И вот еще одна характерная особенность книги. Все множество мемуаристов, представленных на страницах тома, познакомились с батюшкой во второй половине 1970-х годов (лишь один знал его с 1956 года), а то и вовсе в перестройку, то есть в наши дни. Для них он был музейным экспонатом или же, в лучшем случае, ангелом во плоти (что часто почти одно и тоже). Он прибыл из другого времени, где жизнь шла в измерениях, трудно представимых для современного сознания, где говорили на другом русском языке, где русская земля была иной и небо над землей было насыщено не радиосигналами, а излучениями сердец людей совсем другого покроя, чем мы. И все те люди, его собратья по вере и деланию, погибли в узах и в муках за Христа. Груздев уцелел случайно, потеряв за колючей проволокой зубы и здоровье. Более того, он также умер там, в Вятском концлагере, на лесоповале. Умер для смерти, для нравственной грязи, для мира. В родной город Тутаев (Романов-Борисоглебск) он прибыл с неба, из расстрелянной несломленной Церкви, из бытия неизреченной глубины — в провинциальную распадающуюся, атеизмом клейменную ЭсЭсЭсЭрию. На этой земле уже никого не было вокруг из его наставников, из его учителей и братьев по духу. Все вокруг не говорили, а скорее «ботали» на каком-то диком полублатном наречии, все не жили, а мучались. Никто там о своих мучениях не мог ни сказать правды, ни излить тяготу душевную — посадят, упрячут в психушку. В такой стране Павел Александрович Груздев (1910 или 1911 г. р. — 1996) стал священником, монахом, священнослужил, юродствовал, ругался и чудил, пытаясь разбудить замороченный край, опоганенную безбожием землю.

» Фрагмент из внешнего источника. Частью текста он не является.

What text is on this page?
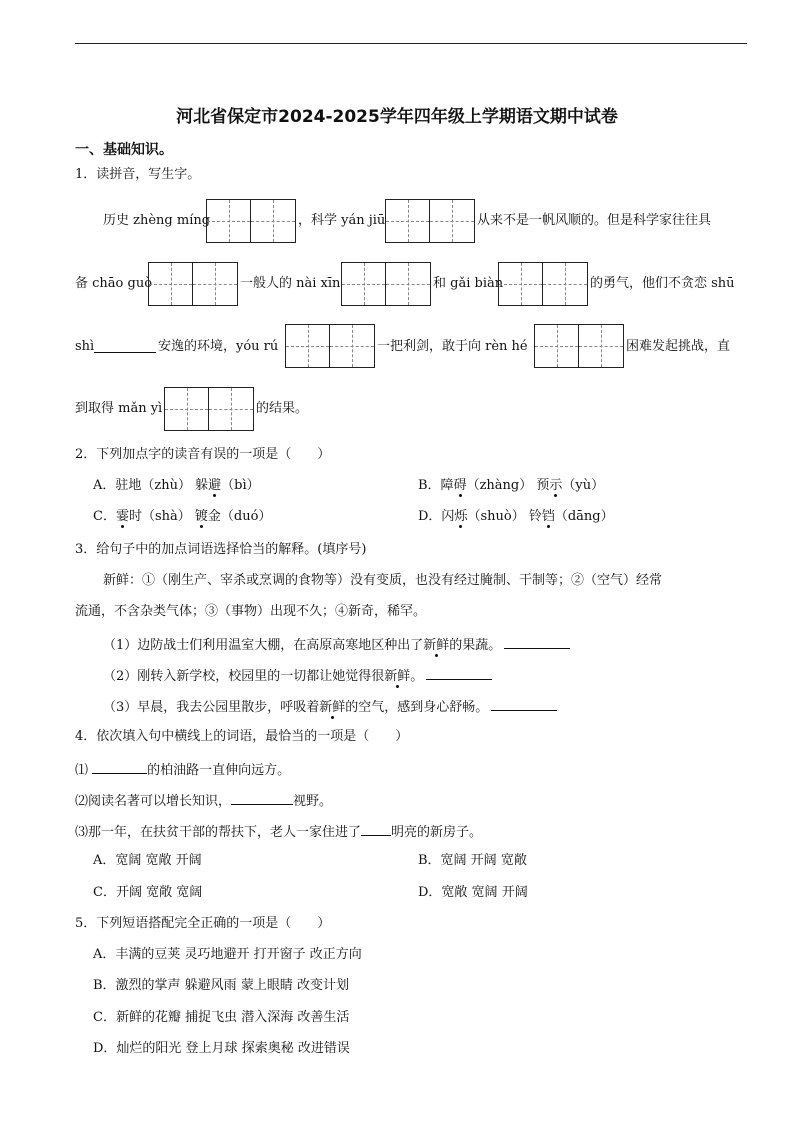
河北省保定市2024-2025学年四年级上学期语文期中试卷
一、基础知识。
1．读拼音，写生字。
历史 zhèng míng	，科学 yán jiū	从来不是一帆风顺的。但是科学家往往具
备 chāo guò	一般人的 nài xīn	和 gǎi biàn	的勇气，他们不贪恋 shū
shì	安逸的环境，yóu rú	一把利剑，敢于向 rèn hé	困难发起挑战，直
到取得 mǎn yì	的结果。
2．下列加点字的读音有误的一项是（　　）
A．驻地（zhù） 躲避（bì）	B．障碍（zhàng） 预示（yù）
C．霎时（shà） 镀金（duó）	D．闪烁（shuò） 铃铛（dāng）
3．给句子中的加点词语选择恰当的解释。(填序号)
新鲜：①（刚生产、宰杀或烹调的食物等）没有变质，也没有经过腌制、干制等；②（空气）经常
流通，不含杂类气体；③（事物）出现不久；④新奇，稀罕。
（1）边防战士们利用温室大棚，在高原高寒地区种出了新鲜的果蔬。
（2）刚转入新学校，校园里的一切都让她觉得很新鲜。
（3）早晨，我去公园里散步，呼吸着新鲜的空气，感到身心舒畅。
4．依次填入句中横线上的词语，最恰当的一项是（　　）
⑴	的柏油路一直伸向远方。
⑵阅读名著可以增长知识，	视野。
⑶那一年，在扶贫干部的帮扶下，老人一家住进了 明亮的新房子。
A．宽阔 宽敞 开阔	B．宽阔 开阔 宽敞
C．开阔 宽敞 宽阔	D．宽敞 宽阔 开阔
5．下列短语搭配完全正确的一项是（　　）
A．丰满的豆荚 灵巧地避开 打开窗子 改正方向
B．激烈的掌声 躲避风雨 蒙上眼睛 改变计划
C．新鲜的花瓣 捕捉飞虫 潜入深海 改善生活
D．灿烂的阳光 登上月球 探索奥秘 改进错误
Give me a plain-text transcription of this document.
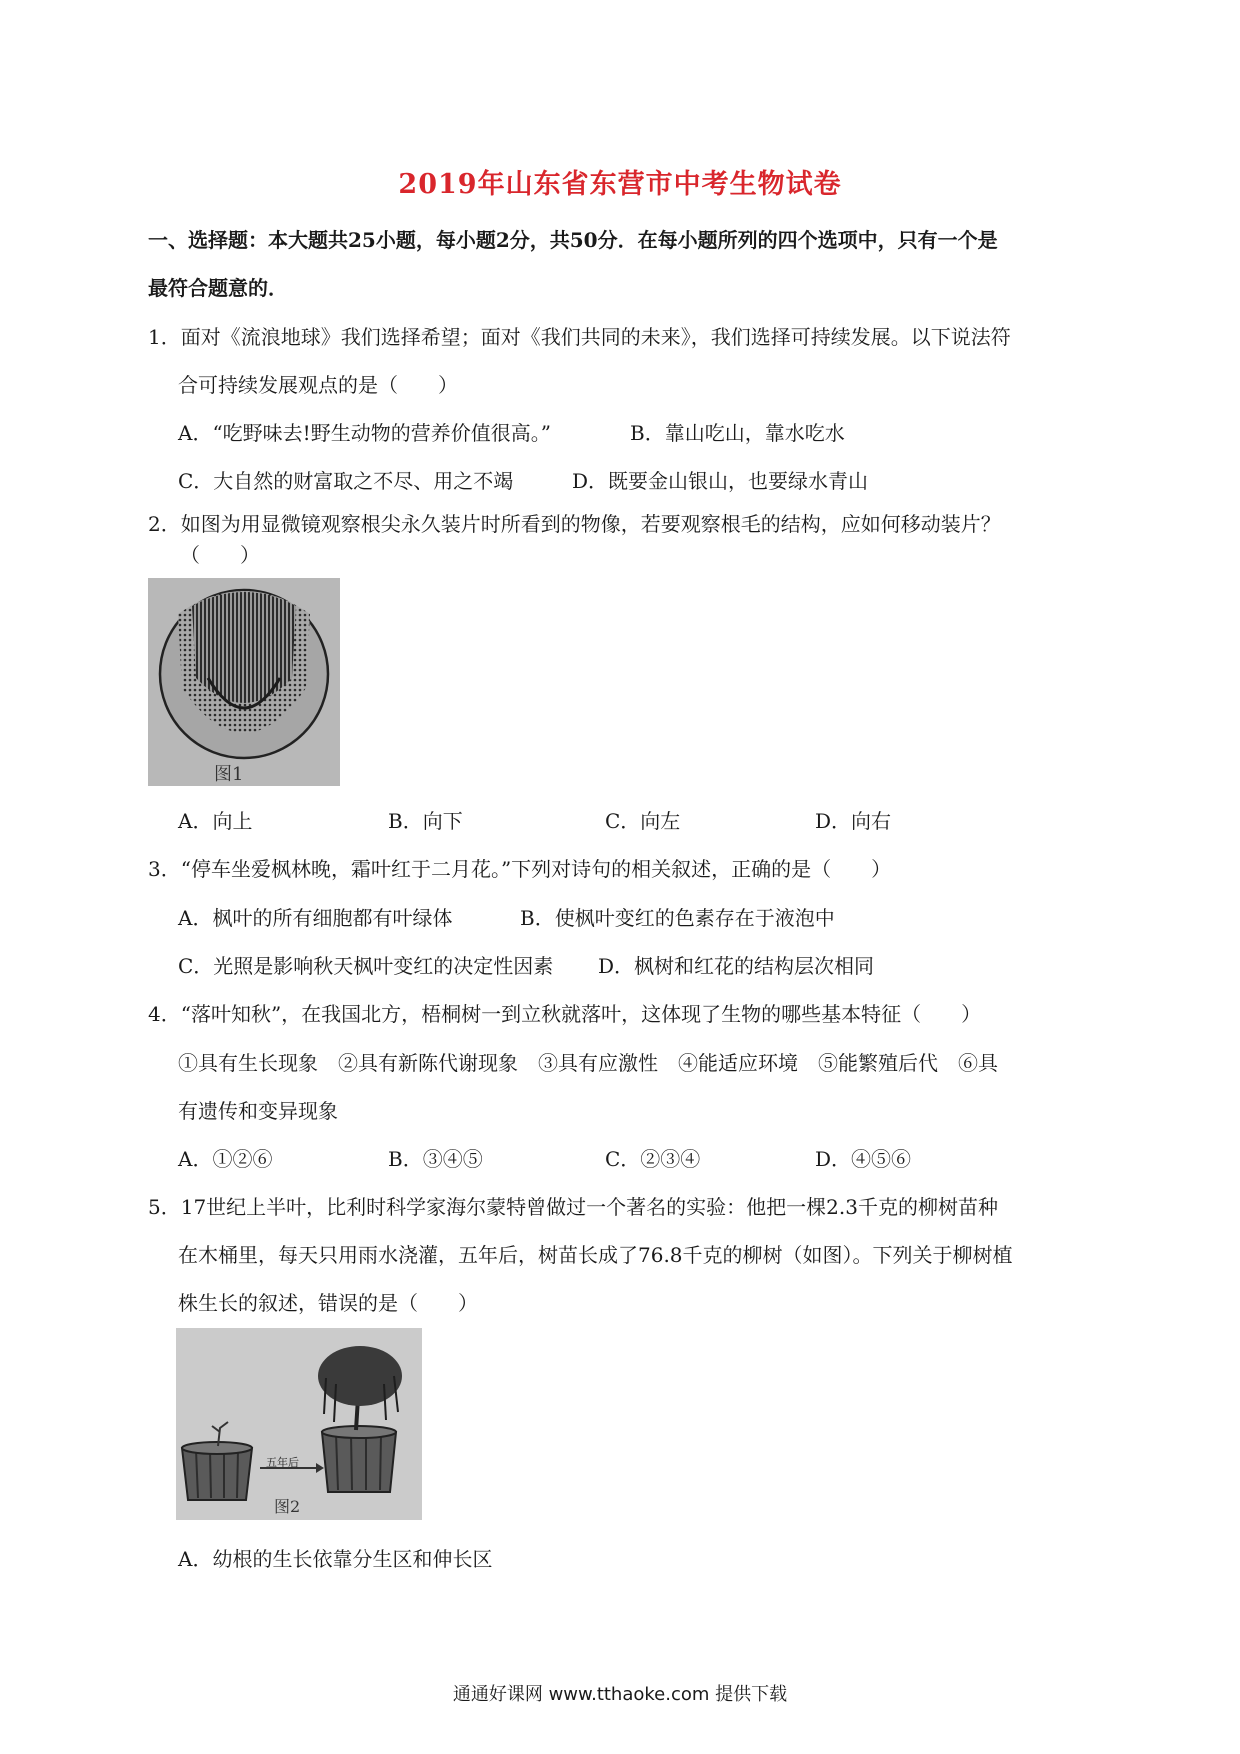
2019年山东省东营市中考生物试卷
一、选择题：本大题共25小题，每小题2分，共50分．在每小题所列的四个选项中，只有一个是
最符合题意的．
1．面对《流浪地球》我们选择希望；面对《我们共同的未来》，我们选择可持续发展。以下说法符
合可持续发展观点的是（　　）
A．“吃野味去!野生动物的营养价值很高。”	B．靠山吃山，靠水吃水
C．大自然的财富取之不尽、用之不竭	D．既要金山银山，也要绿水青山
2．如图为用显微镜观察根尖永久装片时所看到的物像，若要观察根毛的结构，应如何移动装片？
（　　）
图1
A．向上	B．向下	C．向左	D．向右
3．“停车坐爱枫林晚，霜叶红于二月花。”下列对诗句的相关叙述，正确的是（　　）
A．枫叶的所有细胞都有叶绿体	B．使枫叶变红的色素存在于液泡中
C．光照是影响秋天枫叶变红的决定性因素 D．枫树和红花的结构层次相同
4．“落叶知秋”，在我国北方，梧桐树一到立秋就落叶，这体现了生物的哪些基本特征（　　）
①具有生长现象　②具有新陈代谢现象　③具有应激性　④能适应环境　⑤能繁殖后代　⑥具
有遗传和变异现象
A．①②⑥	B．③④⑤	C．②③④	D．④⑤⑥
5．17世纪上半叶，比利时科学家海尔蒙特曾做过一个著名的实验：他把一棵2.3千克的柳树苗种
在木桶里，每天只用雨水浇灌，五年后，树苗长成了76.8千克的柳树（如图）。下列关于柳树植
株生长的叙述，错误的是（　　）
五年后
图2
A．幼根的生长依靠分生区和伸长区
通通好课网 www.tthaoke.com 提供下载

Чтобы понять его необычное служение, нужно точно осознать, что его личность родилась в советском концлагере, на безвестной Голгофе. Истребительный (а не исправительный, как значилось в официальных титрах) концлагерь перепахал его душу, насытил муками, убил и оживил. Вопреки замыслу палачей и вождей. Там из полуграмотного рабоче-крестьянского мужичка, церковника-полудурка (каким его власти признали еще в 1930-е годы) родился просветитель народа. Уж какой есть, без семинарского образования, с полутора классами церковно-приходской школы за плечами, но настоящий просветитель.

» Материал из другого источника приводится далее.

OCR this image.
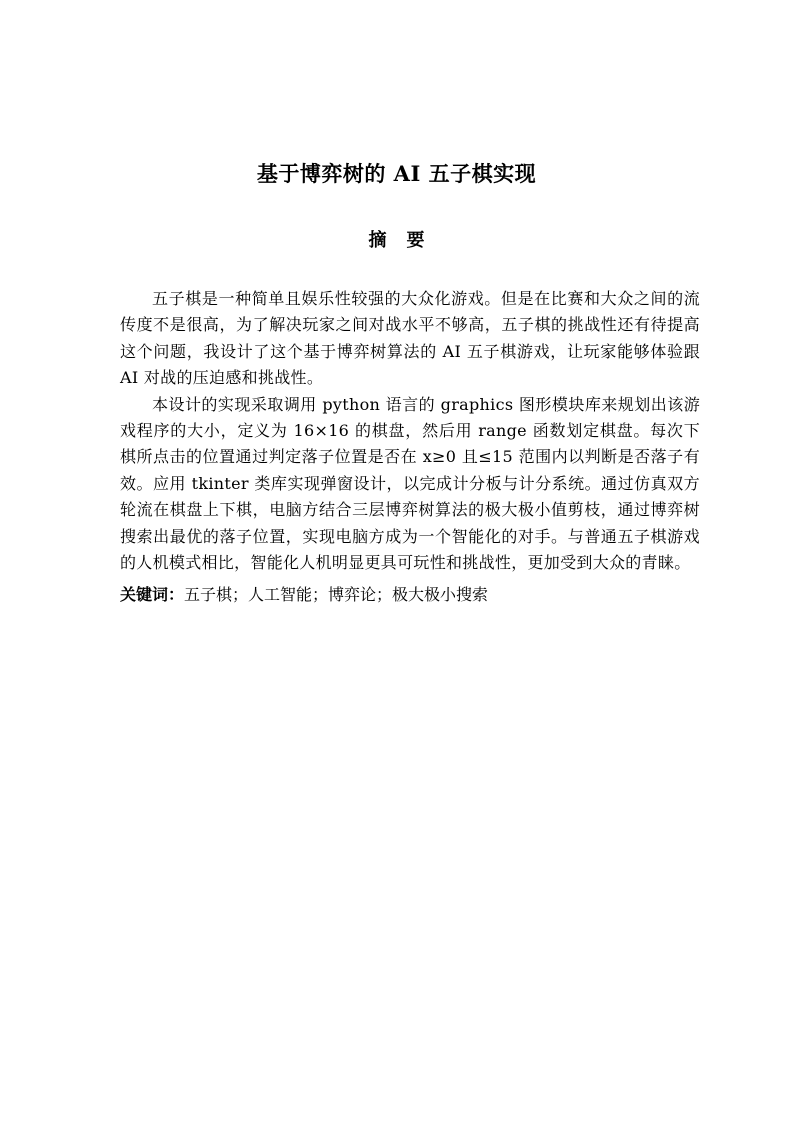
基于博弈树的 AI 五子棋实现
摘要

五子棋是一种简单且娱乐性较强的大众化游戏。但是在比赛和大众之间的流传度不是很高，为了解决玩家之间对战水平不够高，五子棋的挑战性还有待提高这个问题，我设计了这个基于博弈树算法的 AI 五子棋游戏，让玩家能够体验跟 AI 对战的压迫感和挑战性。

本设计的实现采取调用 python 语言的 graphics 图形模块库来规划出该游戏程序的大小，定义为 16×16 的棋盘，然后用 range 函数划定棋盘。每次下棋所点击的位置通过判定落子位置是否在 x≥0 且≤15 范围内以判断是否落子有效。应用 tkinter 类库实现弹窗设计，以完成计分板与计分系统。通过仿真双方轮流在棋盘上下棋，电脑方结合三层博弈树算法的极大极小值剪枝，通过博弈树搜索出最优的落子位置，实现电脑方成为一个智能化的对手。与普通五子棋游戏的人机模式相比，智能化人机明显更具可玩性和挑战性，更加受到大众的青睐。

关键词：五子棋；人工智能；博弈论；极大极小搜索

На вопрос одного священника, откуда у него такие благодатные дары, сам о. Павел пояснил: «А я ни при чем, это лагеря». А в другой раз, на схожий вопрос уточнил: «Это все лагеря, если б не лагеря, я был бы просто ничто!» Все, чему благоговейно поражались в нем множество его почитателей на свободе, брало начало на кругах его лагерных страданий. Его чудная привычка ходить зимой босиком также восходила к лагерному событию. Он объяснял, что на лагерной командировке в лесу, во время перекура он постоянно молился. Однажды его за это привязали к березе и оставили так стоять босым на снегу. «Вот с тех пор у меня ноги и не зябнут».

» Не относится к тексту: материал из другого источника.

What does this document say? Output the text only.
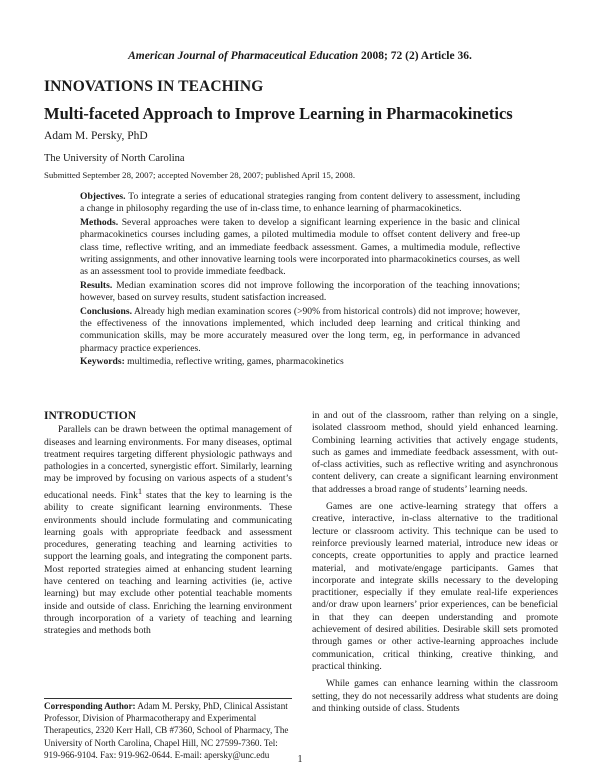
American Journal of Pharmaceutical Education 2008; 72 (2) Article 36.
INNOVATIONS IN TEACHING
Multi-faceted Approach to Improve Learning in Pharmacokinetics
Adam M. Persky, PhD
The University of North Carolina
Submitted September 28, 2007; accepted November 28, 2007; published April 15, 2008.

Objectives. To integrate a series of educational strategies ranging from content delivery to assessment, including a change in philosophy regarding the use of in-class time, to enhance learning of pharmacokinetics.

Methods. Several approaches were taken to develop a significant learning experience in the basic and clinical pharmacokinetics courses including games, a piloted multimedia module to offset content delivery and free-up class time, reflective writing, and an immediate feedback assessment. Games, a multimedia module, reflective writing assignments, and other innovative learning tools were incorporated into pharmacokinetics courses, as well as an assessment tool to provide immediate feedback.

Results. Median examination scores did not improve following the incorporation of the teaching innovations; however, based on survey results, student satisfaction increased.

Conclusions. Already high median examination scores (>90% from historical controls) did not improve; however, the effectiveness of the innovations implemented, which included deep learning and critical thinking and communication skills, may be more accurately measured over the long term, eg, in performance in advanced pharmacy practice experiences.

Keywords: multimedia, reflective writing, games, pharmacokinetics

INTRODUCTION

Parallels can be drawn between the optimal management of diseases and learning environments. For many diseases, optimal treatment requires targeting different physiologic pathways and pathologies in a concerted, synergistic effort. Similarly, learning may be improved by focusing on various aspects of a student’s educational needs. Fink$^1$ states that the key to learning is the ability to create significant learning environments. These environments should include formulating and communicating learning goals with appropriate feedback and assessment procedures, generating teaching and learning activities to support the learning goals, and integrating the component parts. Most reported strategies aimed at enhancing student learning have centered on teaching and learning activities (ie, active learning) but may exclude other potential teachable moments inside and outside of class. Enriching the learning environment through incorporation of a variety of teaching and learning strategies and methods both

in and out of the classroom, rather than relying on a single, isolated classroom method, should yield enhanced learning. Combining learning activities that actively engage students, such as games and immediate feedback assessment, with out-of-class activities, such as reflective writing and asynchronous content delivery, can create a significant learning environment that addresses a broad range of students’ learning needs.

Games are one active-learning strategy that offers a creative, interactive, in-class alternative to the traditional lecture or classroom activity. This technique can be used to reinforce previously learned material, introduce new ideas or concepts, create opportunities to apply and practice learned material, and motivate/engage participants. Games that incorporate and integrate skills necessary to the developing practitioner, especially if they emulate real-life experiences and/or draw upon learners’ prior experiences, can be beneficial in that they can deepen understanding and promote achievement of desired abilities. Desirable skill sets promoted through games or other active-learning approaches include communication, critical thinking, creative thinking, and practical thinking.

While games can enhance learning within the classroom setting, they do not necessarily address what students are doing and thinking outside of class. Students

Corresponding Author: Adam M. Persky, PhD, Clinical Assistant Professor, Division of Pharmacotherapy and Experimental Therapeutics, 2320 Kerr Hall, CB #7360, School of Pharmacy, The University of North Carolina, Chapel Hill, NC 27599-7360. Tel: 919-966-9104. Fax: 919-962-0644. E-mail: apersky@unc.edu	1
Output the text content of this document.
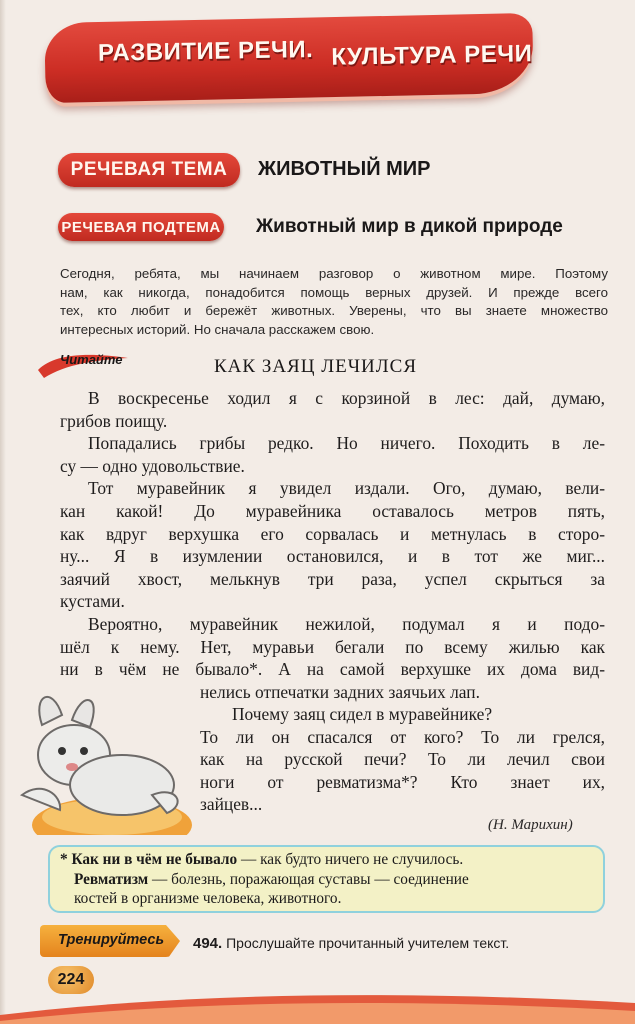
РАЗВИТИЕ РЕЧИ. КУЛЬТУРА РЕЧИ
РЕЧЕВАЯ ТЕМА	ЖИВОТНЫЙ МИР
РЕЧЕВАЯ ПОДТЕМА Животный мир в дикой природе
Сегодня, ребята, мы начинаем разговор о животном мире. Поэтому
нам, как никогда, понадобится помощь верных друзей. И прежде всего
тех, кто любит и бережёт животных. Уверены, что вы знаете множество
интересных историй. Но сначала расскажем свою.
Читайте	КАК ЗАЯЦ ЛЕЧИЛСЯ
В воскресенье ходил я с корзиной в лес: дай, думаю,
грибов поищу.
Попадались грибы редко. Но ничего. Походить в ле-
су — одно удовольствие.
Тот муравейник я увидел издали. Ого, думаю, вели-
кан какой! До муравейника оставалось метров пять,
как вдруг верхушка его сорвалась и метнулась в сторо-
ну... Я в изумлении остановился, и в тот же миг...
заячий хвост, мелькнув три раза, успел скрыться за
кустами.
Вероятно, муравейник нежилой, подумал я и подо-
шёл к нему. Нет, муравьи бегали по всему жилью как
ни в чём не бывало*. А на самой верхушке их дома вид-
нелись отпечатки задних заячьих лап.
Почему заяц сидел в муравейнике?
То ли он спасался от кого? То ли грелся,
как на русской печи? То ли лечил свои
ноги от ревматизма*? Кто знает их,
зайцев...
(Н. Марихин)
* Как ни в чём не бывало — как будто ничего не случилось.
Ревматизм — болезнь, поражающая суставы — соединение
костей в организме человека, животного.
Тренируйтесь 494. Прослушайте прочитанный учителем текст.
224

Как ни удивительно, но на страницах этой во многом замечательной книги, посвященной одному из бывших советских узников и исповедников, украсивших своей судьбой церковное предание, почти нет примет замученной страны, страшной эпохи. Вот только разве что промелькнет скороговоркой: «Время было непростое… время господства над Церковью уполномоченных. И если не было каких-то кровавых и тяжких гонений, то во всяком случае были довольно сильные и постоянные притеснения». Да и те только «со стороны местных властей». А речь-то идет о начале 1980-х, когда в лагерях томились не только нецерковные правдолюбцы, но и православные христиане, когда в горах на Кавказе с помощью вертолетов вылавливали ушедших от мира монахов.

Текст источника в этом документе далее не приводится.